Ma troppo gli premeva per altro di prenderla colle buone; perciò stette saldo, e replicò, abbastanza pacato:
- Tu mi pesi così poco, che avevo stabilito di tenerti in casa, anche maritata. Il giovanotto degli Arimanni, poi, non è il primo che capita; è un buon figliuolo, intelligente, forte e bello; gran fortuna per la casa, ed ottimo partito per te. Finalmente, non ti rompo il collo, perchè lavoro a collocarti. Te lo romperai da te, restando senza marito, seguendo i capricci della tua testa e correndo tutti i pericoli che tengono dietro ai capricci. Bada a te, Getruda! finirai male, non accettando la mano di un uomo della tua condizione, finirai male!
- Che profezie! Sono stata in casa finora, e nessuno ha ancora potuto dir nulla di me. Sto bene così; tu non pensi a discacciarmi: perchè cambierei?
- Non vivrò sempre io; - disse Dodone. - I tuoi fratelli, o le mogli dei tuoi fratelli ti costringeranno a uscir di casa, o a far la serva ai loro figliuoli.
- Ci sarà tempo a vedere; - rispose Getruda, alzando le spalle.

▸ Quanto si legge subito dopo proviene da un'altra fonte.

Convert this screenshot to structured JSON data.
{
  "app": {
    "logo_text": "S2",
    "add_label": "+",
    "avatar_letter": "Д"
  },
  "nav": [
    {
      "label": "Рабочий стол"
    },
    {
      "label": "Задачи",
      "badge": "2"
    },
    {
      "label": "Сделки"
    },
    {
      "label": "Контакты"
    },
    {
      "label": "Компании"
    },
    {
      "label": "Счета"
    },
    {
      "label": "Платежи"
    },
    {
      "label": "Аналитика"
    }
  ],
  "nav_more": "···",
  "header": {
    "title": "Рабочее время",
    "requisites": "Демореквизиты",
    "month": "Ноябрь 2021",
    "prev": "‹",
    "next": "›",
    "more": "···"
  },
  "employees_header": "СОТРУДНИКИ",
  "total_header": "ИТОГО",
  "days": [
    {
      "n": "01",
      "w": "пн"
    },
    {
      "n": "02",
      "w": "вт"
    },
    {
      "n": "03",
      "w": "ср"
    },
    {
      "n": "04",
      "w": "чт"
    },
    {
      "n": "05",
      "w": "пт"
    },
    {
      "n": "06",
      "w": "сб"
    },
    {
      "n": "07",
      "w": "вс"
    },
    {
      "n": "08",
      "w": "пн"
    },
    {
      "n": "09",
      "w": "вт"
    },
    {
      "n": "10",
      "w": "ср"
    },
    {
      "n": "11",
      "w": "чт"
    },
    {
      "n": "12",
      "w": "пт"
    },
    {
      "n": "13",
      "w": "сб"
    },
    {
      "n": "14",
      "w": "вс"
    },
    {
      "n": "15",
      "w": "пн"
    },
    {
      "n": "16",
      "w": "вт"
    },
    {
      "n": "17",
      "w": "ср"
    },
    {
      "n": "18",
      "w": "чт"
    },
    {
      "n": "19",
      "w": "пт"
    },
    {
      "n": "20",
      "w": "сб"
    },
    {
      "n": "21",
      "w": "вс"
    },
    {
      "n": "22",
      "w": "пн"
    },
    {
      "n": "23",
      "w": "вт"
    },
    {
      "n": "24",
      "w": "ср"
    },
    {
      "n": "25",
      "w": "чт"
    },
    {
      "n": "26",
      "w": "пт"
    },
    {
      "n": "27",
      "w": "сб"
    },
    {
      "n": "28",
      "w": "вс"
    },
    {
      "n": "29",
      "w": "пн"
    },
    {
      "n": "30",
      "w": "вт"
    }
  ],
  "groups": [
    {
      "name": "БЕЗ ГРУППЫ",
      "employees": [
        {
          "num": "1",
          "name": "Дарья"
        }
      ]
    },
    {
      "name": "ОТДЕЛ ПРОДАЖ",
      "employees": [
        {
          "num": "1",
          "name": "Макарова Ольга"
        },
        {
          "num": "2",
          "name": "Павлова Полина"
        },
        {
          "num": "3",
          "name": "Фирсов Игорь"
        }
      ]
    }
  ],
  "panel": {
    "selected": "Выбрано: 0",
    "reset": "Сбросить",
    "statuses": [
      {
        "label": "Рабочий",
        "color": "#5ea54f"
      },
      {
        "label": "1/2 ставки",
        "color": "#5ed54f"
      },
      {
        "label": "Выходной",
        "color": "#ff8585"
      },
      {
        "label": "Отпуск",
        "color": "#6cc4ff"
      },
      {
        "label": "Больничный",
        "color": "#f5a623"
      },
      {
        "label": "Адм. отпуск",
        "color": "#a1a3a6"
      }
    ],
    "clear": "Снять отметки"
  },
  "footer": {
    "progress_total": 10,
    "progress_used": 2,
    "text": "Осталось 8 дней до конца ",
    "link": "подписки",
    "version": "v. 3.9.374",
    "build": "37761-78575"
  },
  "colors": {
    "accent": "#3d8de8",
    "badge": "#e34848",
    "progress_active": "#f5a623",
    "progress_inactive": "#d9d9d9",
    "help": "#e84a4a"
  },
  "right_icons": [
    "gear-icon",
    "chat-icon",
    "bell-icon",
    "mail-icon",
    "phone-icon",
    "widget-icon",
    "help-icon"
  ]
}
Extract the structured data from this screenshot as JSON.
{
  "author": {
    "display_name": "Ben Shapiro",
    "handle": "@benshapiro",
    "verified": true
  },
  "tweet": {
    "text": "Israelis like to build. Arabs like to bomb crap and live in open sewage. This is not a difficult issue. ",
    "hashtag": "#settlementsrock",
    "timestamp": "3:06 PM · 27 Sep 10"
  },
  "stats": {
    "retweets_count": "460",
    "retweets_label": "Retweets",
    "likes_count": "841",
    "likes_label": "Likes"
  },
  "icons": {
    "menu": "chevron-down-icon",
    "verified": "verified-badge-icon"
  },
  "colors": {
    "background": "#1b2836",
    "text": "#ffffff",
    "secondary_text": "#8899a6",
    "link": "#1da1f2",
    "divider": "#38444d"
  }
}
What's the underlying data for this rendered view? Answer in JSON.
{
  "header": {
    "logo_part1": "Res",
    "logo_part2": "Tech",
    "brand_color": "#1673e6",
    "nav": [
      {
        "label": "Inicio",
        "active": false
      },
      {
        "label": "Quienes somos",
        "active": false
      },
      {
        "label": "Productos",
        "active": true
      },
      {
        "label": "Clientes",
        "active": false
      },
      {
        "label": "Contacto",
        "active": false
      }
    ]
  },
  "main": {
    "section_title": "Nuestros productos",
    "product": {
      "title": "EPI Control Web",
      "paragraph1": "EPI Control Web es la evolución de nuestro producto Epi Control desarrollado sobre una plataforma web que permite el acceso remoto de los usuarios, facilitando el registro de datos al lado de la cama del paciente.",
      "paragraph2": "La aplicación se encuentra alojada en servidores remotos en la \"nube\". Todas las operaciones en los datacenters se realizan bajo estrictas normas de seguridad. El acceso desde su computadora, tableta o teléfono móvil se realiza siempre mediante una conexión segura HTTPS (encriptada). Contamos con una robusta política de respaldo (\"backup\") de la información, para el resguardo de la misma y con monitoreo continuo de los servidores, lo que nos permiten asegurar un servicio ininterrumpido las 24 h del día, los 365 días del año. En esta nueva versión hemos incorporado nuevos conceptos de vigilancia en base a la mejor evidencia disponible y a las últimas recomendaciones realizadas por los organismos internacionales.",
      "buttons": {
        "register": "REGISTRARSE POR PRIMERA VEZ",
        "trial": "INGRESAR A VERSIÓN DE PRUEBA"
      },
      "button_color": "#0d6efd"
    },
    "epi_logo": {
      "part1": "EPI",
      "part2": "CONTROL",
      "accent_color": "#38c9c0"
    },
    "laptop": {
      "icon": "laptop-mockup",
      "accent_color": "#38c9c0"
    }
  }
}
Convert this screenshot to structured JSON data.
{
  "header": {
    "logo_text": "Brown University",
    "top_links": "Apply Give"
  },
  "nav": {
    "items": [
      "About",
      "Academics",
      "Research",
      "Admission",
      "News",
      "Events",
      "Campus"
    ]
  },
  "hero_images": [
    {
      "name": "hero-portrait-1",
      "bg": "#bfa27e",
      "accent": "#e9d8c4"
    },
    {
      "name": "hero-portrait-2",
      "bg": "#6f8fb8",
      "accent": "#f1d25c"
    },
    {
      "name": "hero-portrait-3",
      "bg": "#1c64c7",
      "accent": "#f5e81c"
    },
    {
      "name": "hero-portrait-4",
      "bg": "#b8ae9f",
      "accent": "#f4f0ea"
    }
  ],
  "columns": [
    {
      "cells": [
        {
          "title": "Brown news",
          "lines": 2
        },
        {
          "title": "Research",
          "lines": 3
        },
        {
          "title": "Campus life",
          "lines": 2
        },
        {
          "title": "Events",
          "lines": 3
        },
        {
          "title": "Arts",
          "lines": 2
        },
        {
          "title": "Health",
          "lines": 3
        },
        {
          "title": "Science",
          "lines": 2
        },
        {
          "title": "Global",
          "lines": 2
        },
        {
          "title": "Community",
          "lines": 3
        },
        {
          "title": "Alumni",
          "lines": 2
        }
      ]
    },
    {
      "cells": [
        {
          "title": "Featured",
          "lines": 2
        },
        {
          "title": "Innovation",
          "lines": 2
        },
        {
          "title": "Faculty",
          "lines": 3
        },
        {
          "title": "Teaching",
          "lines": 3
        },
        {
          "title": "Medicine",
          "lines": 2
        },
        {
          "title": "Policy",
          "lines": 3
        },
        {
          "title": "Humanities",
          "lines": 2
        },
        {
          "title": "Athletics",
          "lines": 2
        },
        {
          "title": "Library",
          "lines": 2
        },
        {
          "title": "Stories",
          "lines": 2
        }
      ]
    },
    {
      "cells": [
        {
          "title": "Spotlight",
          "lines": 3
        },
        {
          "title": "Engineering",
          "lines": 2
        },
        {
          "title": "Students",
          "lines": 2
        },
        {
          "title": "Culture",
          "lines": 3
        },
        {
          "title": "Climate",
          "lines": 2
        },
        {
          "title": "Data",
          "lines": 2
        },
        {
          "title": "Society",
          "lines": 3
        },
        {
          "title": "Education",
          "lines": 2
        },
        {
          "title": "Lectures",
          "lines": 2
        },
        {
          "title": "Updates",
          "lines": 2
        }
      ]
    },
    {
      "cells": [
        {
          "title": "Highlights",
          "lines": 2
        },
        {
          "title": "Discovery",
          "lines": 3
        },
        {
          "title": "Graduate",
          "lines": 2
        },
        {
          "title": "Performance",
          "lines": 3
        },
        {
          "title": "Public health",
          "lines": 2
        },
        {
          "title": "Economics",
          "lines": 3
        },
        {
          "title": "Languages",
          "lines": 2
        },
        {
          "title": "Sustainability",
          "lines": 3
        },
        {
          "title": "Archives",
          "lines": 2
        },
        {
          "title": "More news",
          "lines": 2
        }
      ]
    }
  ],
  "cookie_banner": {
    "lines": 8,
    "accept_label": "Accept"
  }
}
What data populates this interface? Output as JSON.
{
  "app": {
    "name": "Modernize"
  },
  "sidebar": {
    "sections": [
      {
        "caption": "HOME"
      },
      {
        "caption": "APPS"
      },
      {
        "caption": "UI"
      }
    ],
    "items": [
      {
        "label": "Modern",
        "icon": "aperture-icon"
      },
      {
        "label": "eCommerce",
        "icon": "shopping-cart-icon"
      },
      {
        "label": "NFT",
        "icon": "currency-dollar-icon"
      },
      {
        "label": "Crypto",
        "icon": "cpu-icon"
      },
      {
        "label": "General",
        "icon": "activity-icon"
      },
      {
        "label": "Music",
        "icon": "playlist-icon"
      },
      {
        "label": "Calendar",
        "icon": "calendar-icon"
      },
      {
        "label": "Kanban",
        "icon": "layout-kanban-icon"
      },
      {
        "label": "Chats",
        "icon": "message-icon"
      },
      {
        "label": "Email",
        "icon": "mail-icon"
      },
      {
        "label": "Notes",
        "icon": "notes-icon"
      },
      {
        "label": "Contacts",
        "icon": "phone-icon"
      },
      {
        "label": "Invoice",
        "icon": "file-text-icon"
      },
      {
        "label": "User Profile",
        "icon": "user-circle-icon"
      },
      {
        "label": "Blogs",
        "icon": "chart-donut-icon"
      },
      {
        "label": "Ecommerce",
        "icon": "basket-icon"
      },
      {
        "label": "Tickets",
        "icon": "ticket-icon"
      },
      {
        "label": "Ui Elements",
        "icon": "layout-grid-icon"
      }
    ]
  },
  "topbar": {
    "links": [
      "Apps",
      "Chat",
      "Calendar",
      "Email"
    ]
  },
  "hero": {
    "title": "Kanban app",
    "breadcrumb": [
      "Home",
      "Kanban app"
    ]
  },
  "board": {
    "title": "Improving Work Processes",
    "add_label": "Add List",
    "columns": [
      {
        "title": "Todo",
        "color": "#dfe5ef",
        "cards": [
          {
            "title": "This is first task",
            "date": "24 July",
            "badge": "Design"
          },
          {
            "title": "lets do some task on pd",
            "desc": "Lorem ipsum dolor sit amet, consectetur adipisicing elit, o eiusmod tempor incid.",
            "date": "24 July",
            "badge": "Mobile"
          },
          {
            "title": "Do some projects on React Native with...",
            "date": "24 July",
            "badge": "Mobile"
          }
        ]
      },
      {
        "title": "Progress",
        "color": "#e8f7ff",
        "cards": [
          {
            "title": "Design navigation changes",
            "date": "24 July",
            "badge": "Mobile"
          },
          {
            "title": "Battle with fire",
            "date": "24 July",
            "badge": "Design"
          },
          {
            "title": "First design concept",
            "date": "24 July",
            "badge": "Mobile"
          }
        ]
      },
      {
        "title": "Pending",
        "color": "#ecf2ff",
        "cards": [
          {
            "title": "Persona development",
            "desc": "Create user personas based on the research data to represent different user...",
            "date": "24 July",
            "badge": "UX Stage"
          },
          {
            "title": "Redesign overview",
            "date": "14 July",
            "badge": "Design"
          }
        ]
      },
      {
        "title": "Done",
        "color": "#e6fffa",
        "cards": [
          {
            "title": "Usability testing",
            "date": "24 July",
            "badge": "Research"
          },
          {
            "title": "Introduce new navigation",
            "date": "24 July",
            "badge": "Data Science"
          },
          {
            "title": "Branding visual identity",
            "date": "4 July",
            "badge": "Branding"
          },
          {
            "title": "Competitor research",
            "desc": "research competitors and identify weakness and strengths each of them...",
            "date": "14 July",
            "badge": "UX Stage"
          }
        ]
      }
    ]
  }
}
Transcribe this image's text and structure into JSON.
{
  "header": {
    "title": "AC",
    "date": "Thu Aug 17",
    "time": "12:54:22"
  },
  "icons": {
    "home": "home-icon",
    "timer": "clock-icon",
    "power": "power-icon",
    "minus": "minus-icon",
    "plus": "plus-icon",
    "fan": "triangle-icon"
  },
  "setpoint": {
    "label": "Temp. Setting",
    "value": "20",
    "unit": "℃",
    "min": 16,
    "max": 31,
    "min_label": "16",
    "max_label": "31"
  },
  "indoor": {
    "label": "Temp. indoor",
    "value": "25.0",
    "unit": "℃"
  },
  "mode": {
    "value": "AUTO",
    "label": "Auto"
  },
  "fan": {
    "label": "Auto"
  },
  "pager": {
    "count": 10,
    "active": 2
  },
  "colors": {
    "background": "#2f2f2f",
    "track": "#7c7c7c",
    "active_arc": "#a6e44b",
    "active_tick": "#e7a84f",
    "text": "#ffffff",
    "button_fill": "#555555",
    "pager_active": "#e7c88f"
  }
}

Qui veramente il vecchio Dodone fu per dare di fuori; ma gli passò davanti agli occhi l'immagine fosca del castellano Rainerio.
- E tu vedi, allora; - rispose; - ma pensaci anche, prima che tu abbia a vedere.
- Ci ho pensato già; - disse Getruda.
- Ma è una vera pazzia, che t'ha presa!
- Come vorrai; ma io non voglio Marbaudo.
- Non vuoi!... non vuoi!... Ma proprio il mondo ha da finire, che una figlia risponde così audacemente voglio e non voglio a suo padre! Basta, per ora; ma sappi che di qua al finimondo ci corrono ancora dieci anni, ed io ti romperò davvero l'osso del collo, se non farai prima giudizio.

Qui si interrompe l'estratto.